So a lot of people think that tree loving is reserved for the would-be hippy amongst us and just part of the theory of global warming; however, trees are a lot more useful than you might think. Consider this: a world without trees. Practically speaking, it would be bleak; air quality would be dismal and flora and fauna would be sparse. We use trees for more than just purifying air. Think about rubber – a material which is used in a vast array of products from computers to car tires. Rubber is extracted from trees through harvesting via scoring the tree and collecting sap which will drip out for several hours. Today we can also manufacture artificial rubber; however, without natural rubber, we would not have been able to mimic the chemical composition of it. A more immediate recreational factor of trees is the family picnic and park walk. Where would our summer weekends be without our parks? Everyone needs a little green space for some peace of mind and fresh air. Trees have played an essential role in man’s development, used for medicinal, structural and spiritual purposes – even as essential witch craft protection, so give ’em a little respect!
And now a little something for your general knowledge…
If you’re not already impressed with our leafy friends, then I’m sure you will be after reading these facts:
- They are estimated to obtain 90% of their nutrition from the atmosphere and merely 10% from the soil
- They are the longest living organisms on earth – some reaching 4-5,000 years old! (These include the giant sequoias I mentioned in my San Francisco post and the ones in the photo above.)
- They can induce rainfall (control the weather!) by cooling the land and transpiring water into the atmosphere. To put that into perspective, an acre of maple trees can put as much as 20,000 gallons of water into the air daily!
- Some can communicate via chemical signalling. For example, when willows are attacked by webworms and caterpillars, they emit chemicals to warn other willows which respond by producing more of a chemical known as tannin into their leaves to protect them from being eaten
10 trees native to the UK include:
- The Common Ash (Fraxinus excelsior) – can reach maximum heights of up to 135ft. Found in the wild in moist areas of Britain and near riverbanks. Produces pale timber. (Folklore: once believed that if burnt it would remove evil spirits)
- The Crab Apple (Malus sylvestris) – no relation to Miss Crabapple of the Simpsons, the name derives from the Norse word ‘skrab’ – describing its ‘scrubby’ nature. Found in Oak woodlands and other countryside. Reaches heights of approximately 35ft. Produces much of the apples we eat today and is a valued habitat for birds.
- Holly (Ilex aquifolium) – evergreen and found in most environments (however, not as successful in wet soils). Produces red berries in autumn – good food source for birds.
- Field Maple (Acer campestre) – can reach up to 60ft or more. 150 recognised species of Maple. Tolerates pollution and grime well, good for cities.
- English Oak (Quercus robur) – good wildlife habitat and extensive life span. Found in south of the country, some trees survive for 1000 years (Mind = boggled). Sacred to druids in Celtic Britain.
- Elder (Sambucus nigra) – found in woodlands and hedgerows throughout Britain. Forms large deciduous shrub or a small tree. Considered a weed due to its rapid colonisation rates. Used for medicines, drinks (for example, elderflower cordial – yum!) and cosmetics. Its sap has also been used as charms against witches and witchcraft.

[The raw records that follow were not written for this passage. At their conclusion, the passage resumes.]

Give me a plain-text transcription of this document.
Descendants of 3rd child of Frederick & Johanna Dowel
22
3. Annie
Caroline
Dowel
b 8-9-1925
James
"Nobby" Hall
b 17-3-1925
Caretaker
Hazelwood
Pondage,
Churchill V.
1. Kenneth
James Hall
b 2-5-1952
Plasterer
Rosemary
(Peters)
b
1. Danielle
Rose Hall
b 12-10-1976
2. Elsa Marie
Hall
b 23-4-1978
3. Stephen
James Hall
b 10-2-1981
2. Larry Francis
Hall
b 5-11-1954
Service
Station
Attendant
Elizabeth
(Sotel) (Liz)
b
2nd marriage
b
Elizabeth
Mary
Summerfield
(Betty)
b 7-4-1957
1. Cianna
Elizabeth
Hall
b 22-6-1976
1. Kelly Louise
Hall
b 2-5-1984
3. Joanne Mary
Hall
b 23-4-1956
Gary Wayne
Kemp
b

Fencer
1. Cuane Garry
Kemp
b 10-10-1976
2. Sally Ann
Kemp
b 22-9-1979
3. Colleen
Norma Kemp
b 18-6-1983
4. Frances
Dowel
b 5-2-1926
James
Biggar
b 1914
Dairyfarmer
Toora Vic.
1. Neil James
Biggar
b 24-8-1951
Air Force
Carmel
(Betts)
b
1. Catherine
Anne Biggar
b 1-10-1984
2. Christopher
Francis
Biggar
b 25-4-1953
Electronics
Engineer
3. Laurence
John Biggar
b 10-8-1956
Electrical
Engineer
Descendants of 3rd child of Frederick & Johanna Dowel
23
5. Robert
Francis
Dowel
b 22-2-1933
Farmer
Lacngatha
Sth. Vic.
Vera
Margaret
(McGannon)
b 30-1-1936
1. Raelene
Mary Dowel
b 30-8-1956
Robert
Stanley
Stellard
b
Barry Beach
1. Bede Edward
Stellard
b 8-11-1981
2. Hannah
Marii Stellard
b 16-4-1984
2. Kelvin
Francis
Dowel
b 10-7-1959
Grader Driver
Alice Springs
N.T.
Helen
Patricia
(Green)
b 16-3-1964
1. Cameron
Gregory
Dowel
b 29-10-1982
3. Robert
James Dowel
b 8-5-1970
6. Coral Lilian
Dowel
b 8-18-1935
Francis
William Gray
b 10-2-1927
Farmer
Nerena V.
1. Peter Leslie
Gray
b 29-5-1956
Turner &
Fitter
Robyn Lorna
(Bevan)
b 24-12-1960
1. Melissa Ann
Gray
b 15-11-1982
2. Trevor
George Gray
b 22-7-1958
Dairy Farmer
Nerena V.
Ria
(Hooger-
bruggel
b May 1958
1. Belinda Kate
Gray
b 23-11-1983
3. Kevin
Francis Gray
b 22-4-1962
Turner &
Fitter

- Hazel (Corylus avellana) – deciduous and native to all parts of the UK (minus Shetland Isles). Grows most commonly on chalk, limestone, neutral and mildly acidic soils. Often coppiced and grown for timber and nut harvest. Been used since prehistoric times for a number of products – baskets, wattle and daub, fencing and hurdles.

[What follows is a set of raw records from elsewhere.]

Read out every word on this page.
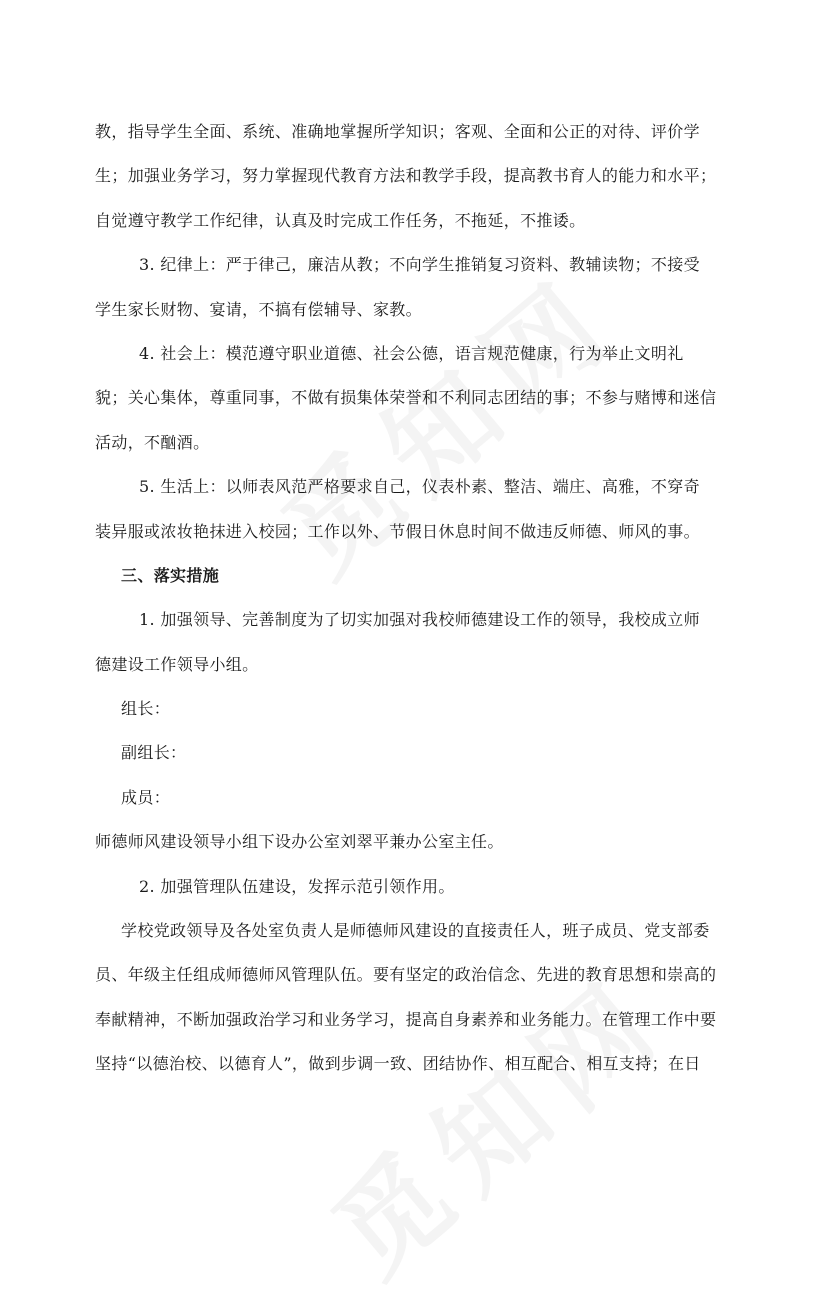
教，指导学生全面、系统、准确地掌握所学知识；客观、全面和公正的对待、评价学
生；加强业务学习，努力掌握现代教育方法和教学手段，提高教书育人的能力和水平；
自觉遵守教学工作纪律，认真及时完成工作任务，不拖延，不推诿。
3. 纪律上：严于律己，廉洁从教；不向学生推销复习资料、教辅读物；不接受
学生家长财物、宴请，不搞有偿辅导、家教。
4. 社会上：模范遵守职业道德、社会公德，语言规范健康，行为举止文明礼
貌；关心集体，尊重同事，不做有损集体荣誉和不利同志团结的事；不参与赌博和迷信
活动，不酗酒。
5. 生活上：以师表风范严格要求自己，仪表朴素、整洁、端庄、高雅，不穿奇
装异服或浓妆艳抹进入校园；工作以外、节假日休息时间不做违反师德、师风的事。
三、落实措施
1. 加强领导、完善制度为了切实加强对我校师德建设工作的领导，我校成立师
德建设工作领导小组。
组长：
副组长：
成员：
师德师风建设领导小组下设办公室刘翠平兼办公室主任。
2. 加强管理队伍建设，发挥示范引领作用。
学校党政领导及各处室负责人是师德师风建设的直接责任人，班子成员、党支部委
员、年级主任组成师德师风管理队伍。要有坚定的政治信念、先进的教育思想和崇高的
奉献精神，不断加强政治学习和业务学习，提高自身素养和业务能力。在管理工作中要
坚持“以德治校、以德育人”，做到步调一致、团结协作、相互配合、相互支持；在日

- Juniper (Juniperus communis) – small, evergreen, native conifer tree or shrub. Can reach heights of up to 20 ft. Produces dark, purple berries – ripen to provide flavouring for gin or for culinary purposes. Oil from leaves used in Ancient Egypt for preserving mummies. Sacred to medieval Europeans – burning branches yet again thought to ward off evil.
- Scots Pine (Pinus sylvestris) – only pine native to Britain. Important as last outposts for the red squirrel (sadly endangered). Distinctive bright orange bark in upper crown and pale greenish-brown needles. Can grow rapidly to 115 ft and can live up to 250 years. In exposed areas, however, growth can be stunted so lifespan is extended.
- Strawberry Tree (Arbutus unedo) – native evergreen. Originally found in thickets, woods and dry rocky places. Now only found in the wild in Ireland. Now found planted in arboretums and occasionally planted in parks. Reaches heights of up to 40ft.
So let’s make an effort to respect and protect our trees – watch your paper usage and fight off any would-be developers!